En la antigüedad, en conformidad con el Principio, lo primero que se consideraba era el modo de obrar del Cielo y de la Tierra; de este binomio se sacaban las nociones del deber y de la equidad, después las relativas a las funciones públicas, consecuentemente las forma y los nombres. A continuación venían las nociones referentes a las ocupaciones según la capacidad de cada uno, la discriminación de lo justo y de lo injusto, finalmente las recompensas y los castigos. Los sabios y los hombres comunes tenían deberes propios particulares; el noble y el humilde ocupaban sus respectivos puestos en la sociedad. Y estando los hombres cualificados y los mediocres, cada uno, llevado de sus propias tendencias, fue necesario establecer una distinción entre las capacidades, y adoptar una nomenclatura adecuada. Y por tal motivo fue escrito: "Donde hay una forma, hay también un nombre". De esta manera, los mejor cualificados servían al Emperador asegurando la prosperidad de los súbditos, a los que educaban con el ejemplo sin constricción alguna, obedeciendo el modo de obrar del Cielo y de la Tierra.
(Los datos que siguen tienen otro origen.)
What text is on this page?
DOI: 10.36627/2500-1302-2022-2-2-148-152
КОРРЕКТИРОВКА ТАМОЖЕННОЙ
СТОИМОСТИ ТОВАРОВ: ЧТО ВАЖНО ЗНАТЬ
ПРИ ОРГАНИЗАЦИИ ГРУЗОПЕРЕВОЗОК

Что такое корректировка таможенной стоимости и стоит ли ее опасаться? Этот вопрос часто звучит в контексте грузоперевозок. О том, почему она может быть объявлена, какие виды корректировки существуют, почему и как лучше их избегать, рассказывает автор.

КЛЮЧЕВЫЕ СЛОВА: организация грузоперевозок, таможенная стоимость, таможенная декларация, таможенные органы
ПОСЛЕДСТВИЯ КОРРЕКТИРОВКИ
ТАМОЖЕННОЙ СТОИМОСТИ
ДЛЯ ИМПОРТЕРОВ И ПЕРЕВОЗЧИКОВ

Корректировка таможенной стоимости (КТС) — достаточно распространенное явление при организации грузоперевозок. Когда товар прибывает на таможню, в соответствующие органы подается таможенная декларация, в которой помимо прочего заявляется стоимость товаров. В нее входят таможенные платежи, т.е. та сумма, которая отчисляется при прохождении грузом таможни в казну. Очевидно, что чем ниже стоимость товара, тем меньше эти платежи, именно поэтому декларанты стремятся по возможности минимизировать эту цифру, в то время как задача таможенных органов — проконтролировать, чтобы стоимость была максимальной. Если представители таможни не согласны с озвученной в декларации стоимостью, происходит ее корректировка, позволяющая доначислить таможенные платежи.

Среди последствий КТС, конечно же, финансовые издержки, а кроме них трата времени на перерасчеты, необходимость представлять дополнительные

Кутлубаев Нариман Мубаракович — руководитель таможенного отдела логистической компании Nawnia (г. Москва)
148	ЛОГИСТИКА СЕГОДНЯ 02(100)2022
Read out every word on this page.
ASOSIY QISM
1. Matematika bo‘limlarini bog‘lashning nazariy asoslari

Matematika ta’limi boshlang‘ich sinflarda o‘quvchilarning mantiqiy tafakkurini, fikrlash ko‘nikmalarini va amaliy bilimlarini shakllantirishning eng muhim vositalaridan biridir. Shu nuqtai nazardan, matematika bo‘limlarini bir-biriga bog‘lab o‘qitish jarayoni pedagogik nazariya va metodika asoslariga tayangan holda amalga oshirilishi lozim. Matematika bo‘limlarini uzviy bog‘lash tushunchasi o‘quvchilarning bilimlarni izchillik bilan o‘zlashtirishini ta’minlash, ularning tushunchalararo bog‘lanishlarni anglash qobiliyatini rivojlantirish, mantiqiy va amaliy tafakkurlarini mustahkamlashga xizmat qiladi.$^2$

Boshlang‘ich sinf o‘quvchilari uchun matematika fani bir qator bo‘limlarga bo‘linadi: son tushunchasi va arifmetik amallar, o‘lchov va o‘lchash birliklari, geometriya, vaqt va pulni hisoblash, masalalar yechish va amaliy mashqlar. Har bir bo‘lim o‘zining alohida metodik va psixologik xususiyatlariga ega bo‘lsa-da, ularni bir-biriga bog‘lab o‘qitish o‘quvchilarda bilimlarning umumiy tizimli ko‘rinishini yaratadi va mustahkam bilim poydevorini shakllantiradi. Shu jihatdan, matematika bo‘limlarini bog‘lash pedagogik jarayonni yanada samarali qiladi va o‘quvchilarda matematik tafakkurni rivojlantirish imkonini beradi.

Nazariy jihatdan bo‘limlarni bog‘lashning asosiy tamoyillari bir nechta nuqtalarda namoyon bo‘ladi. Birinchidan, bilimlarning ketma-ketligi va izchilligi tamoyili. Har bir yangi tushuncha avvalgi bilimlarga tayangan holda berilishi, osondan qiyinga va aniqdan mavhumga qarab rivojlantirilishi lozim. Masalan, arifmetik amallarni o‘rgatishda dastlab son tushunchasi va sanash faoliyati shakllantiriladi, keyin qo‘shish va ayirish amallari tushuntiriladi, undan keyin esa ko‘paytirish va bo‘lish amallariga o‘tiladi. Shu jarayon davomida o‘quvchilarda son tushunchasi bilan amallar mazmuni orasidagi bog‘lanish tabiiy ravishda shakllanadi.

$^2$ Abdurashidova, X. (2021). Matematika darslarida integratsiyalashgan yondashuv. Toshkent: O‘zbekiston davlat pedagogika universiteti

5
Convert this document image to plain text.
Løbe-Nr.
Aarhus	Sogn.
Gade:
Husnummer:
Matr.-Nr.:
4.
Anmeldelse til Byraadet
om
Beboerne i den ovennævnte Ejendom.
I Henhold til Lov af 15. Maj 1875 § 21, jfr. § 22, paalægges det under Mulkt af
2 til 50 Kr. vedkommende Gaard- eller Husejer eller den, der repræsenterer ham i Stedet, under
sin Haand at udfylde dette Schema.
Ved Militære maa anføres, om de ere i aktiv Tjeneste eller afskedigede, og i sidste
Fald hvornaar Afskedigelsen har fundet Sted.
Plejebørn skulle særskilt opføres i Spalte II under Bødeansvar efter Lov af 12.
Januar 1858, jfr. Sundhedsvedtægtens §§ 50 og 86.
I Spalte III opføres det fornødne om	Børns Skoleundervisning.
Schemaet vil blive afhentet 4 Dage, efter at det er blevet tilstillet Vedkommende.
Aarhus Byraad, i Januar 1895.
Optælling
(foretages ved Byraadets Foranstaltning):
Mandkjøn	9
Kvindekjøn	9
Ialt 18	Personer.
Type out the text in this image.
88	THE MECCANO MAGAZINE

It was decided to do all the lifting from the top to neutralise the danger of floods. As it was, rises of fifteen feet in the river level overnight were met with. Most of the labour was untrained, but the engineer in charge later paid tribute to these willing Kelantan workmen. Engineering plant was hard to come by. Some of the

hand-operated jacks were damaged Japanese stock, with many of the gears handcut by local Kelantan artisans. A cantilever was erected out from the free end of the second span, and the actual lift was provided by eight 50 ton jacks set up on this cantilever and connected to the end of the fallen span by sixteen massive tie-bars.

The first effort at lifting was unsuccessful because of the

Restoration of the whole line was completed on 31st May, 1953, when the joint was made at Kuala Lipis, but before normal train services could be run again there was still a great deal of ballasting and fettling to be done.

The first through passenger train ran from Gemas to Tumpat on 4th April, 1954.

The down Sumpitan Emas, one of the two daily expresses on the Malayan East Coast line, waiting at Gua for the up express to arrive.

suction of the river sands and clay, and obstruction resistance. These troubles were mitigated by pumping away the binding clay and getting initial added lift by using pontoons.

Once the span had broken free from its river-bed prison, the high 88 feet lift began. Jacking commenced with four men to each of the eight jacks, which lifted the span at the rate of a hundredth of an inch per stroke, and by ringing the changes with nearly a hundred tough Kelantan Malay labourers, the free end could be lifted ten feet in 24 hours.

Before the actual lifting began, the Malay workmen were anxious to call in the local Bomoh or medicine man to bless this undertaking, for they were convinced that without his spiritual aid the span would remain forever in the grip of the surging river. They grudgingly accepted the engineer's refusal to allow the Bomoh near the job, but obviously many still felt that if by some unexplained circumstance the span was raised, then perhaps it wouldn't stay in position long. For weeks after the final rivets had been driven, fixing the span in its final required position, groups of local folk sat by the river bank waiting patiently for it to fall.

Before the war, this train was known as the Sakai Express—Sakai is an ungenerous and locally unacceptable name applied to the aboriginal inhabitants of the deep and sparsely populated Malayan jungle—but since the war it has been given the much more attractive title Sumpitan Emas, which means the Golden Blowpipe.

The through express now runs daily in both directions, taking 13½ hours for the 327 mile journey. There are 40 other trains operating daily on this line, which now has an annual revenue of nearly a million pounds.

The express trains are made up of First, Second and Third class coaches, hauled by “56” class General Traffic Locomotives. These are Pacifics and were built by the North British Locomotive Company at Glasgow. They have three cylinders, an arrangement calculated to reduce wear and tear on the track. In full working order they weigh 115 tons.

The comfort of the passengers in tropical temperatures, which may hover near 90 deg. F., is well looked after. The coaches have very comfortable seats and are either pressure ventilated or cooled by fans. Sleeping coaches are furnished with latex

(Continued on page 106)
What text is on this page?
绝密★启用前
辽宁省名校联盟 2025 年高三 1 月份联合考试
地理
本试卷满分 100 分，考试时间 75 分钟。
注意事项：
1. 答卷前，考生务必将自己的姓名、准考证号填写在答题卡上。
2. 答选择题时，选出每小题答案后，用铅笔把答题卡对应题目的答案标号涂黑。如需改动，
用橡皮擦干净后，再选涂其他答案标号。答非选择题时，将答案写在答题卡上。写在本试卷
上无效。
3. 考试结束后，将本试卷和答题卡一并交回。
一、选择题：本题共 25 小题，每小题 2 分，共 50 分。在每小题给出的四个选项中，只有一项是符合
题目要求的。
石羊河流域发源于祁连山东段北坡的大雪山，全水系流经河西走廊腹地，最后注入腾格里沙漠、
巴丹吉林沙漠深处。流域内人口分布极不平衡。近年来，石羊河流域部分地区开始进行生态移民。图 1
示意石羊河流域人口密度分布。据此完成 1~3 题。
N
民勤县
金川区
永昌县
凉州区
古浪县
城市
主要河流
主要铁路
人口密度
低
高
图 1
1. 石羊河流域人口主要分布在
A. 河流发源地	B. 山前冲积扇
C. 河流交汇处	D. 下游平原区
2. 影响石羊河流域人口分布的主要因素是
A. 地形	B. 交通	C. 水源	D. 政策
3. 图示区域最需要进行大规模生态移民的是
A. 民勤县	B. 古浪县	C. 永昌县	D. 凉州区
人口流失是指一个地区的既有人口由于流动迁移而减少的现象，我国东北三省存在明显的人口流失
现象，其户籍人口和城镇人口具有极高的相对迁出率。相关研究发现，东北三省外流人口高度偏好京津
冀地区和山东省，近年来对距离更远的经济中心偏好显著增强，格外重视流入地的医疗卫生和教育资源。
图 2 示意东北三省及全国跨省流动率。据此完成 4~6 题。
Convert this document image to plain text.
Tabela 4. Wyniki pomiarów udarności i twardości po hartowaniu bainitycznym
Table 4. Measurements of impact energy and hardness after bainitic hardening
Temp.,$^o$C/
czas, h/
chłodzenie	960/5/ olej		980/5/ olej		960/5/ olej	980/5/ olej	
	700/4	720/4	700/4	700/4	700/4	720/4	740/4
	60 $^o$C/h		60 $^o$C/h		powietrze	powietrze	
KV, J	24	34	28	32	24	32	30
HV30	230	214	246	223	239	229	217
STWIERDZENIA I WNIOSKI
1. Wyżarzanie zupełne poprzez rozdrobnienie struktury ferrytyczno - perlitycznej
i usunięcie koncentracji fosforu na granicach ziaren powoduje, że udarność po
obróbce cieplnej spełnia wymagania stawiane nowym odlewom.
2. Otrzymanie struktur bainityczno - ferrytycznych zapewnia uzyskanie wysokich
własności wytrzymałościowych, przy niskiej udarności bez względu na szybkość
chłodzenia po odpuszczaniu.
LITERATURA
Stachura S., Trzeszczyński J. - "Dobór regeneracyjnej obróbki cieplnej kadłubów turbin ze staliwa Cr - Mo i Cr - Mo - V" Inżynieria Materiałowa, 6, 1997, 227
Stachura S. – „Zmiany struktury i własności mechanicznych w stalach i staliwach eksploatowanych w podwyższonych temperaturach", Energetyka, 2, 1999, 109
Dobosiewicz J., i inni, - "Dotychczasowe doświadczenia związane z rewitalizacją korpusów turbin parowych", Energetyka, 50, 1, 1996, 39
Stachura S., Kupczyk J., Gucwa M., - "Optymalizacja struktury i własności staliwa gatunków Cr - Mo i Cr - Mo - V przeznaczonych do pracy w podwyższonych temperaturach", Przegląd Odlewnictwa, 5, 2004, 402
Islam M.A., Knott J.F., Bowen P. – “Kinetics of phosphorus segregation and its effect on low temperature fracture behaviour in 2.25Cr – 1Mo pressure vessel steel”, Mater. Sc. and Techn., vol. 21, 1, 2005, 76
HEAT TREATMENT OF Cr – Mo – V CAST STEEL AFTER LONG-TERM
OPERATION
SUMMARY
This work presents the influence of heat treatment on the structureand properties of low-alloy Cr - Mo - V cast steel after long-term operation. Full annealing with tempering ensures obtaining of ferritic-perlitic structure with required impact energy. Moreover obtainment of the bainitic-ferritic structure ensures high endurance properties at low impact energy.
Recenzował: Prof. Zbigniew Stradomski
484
Tal era la edad de la paz absoluta, del gobierno perfecto.

Los antiguos poseían en verdad las formas y los nombres, pero no les daban la preeminencia; no se fantaseaba, no se discutía de ello, como hacen los sofistas hodiernos. Era necesario atravesar cinco fases para llegar a las formas y a los nombres, y superar otras cuatro para tratar de las recompensas y de los castigos.

Se buscaban entonces todas las soluciones en las raíces, en el origen, en el Principio que lo abarca todo. Y así, considerar las cosas de lo alto constituía la superioridad de aquel gobierno; mientras que pasar directamente a las formas y a los nombres equivale a perderse en las particularidades - como hacen los sofistas contemporáneos - , es de nuevo ignorar su origen.

Los que argumentan en sentido contrario no hacen sino invertir el procedimiento para llegar al conocimiento del Principio: sería mejor que se dejaran guiar por otros antes que pretender gobernar.

Pasar directamente a las formas y a los nombres, a los castigos y las recompensas, equivale en verdad a tomar la parte instrumental del gobierno, no a conocer su principio; no se destina sino a los que tienen conocimientos limitados; puede valer para los administradores, pero no sirve para regir el Imperio. De hecho las ceremonias y las leyes por supuesto existían entre los antiguos: habían sido dispuestas por los gobernantes para utilidad de los súbditos, pero ciertamente no se contaba con ellas para asegurar la prosperidad.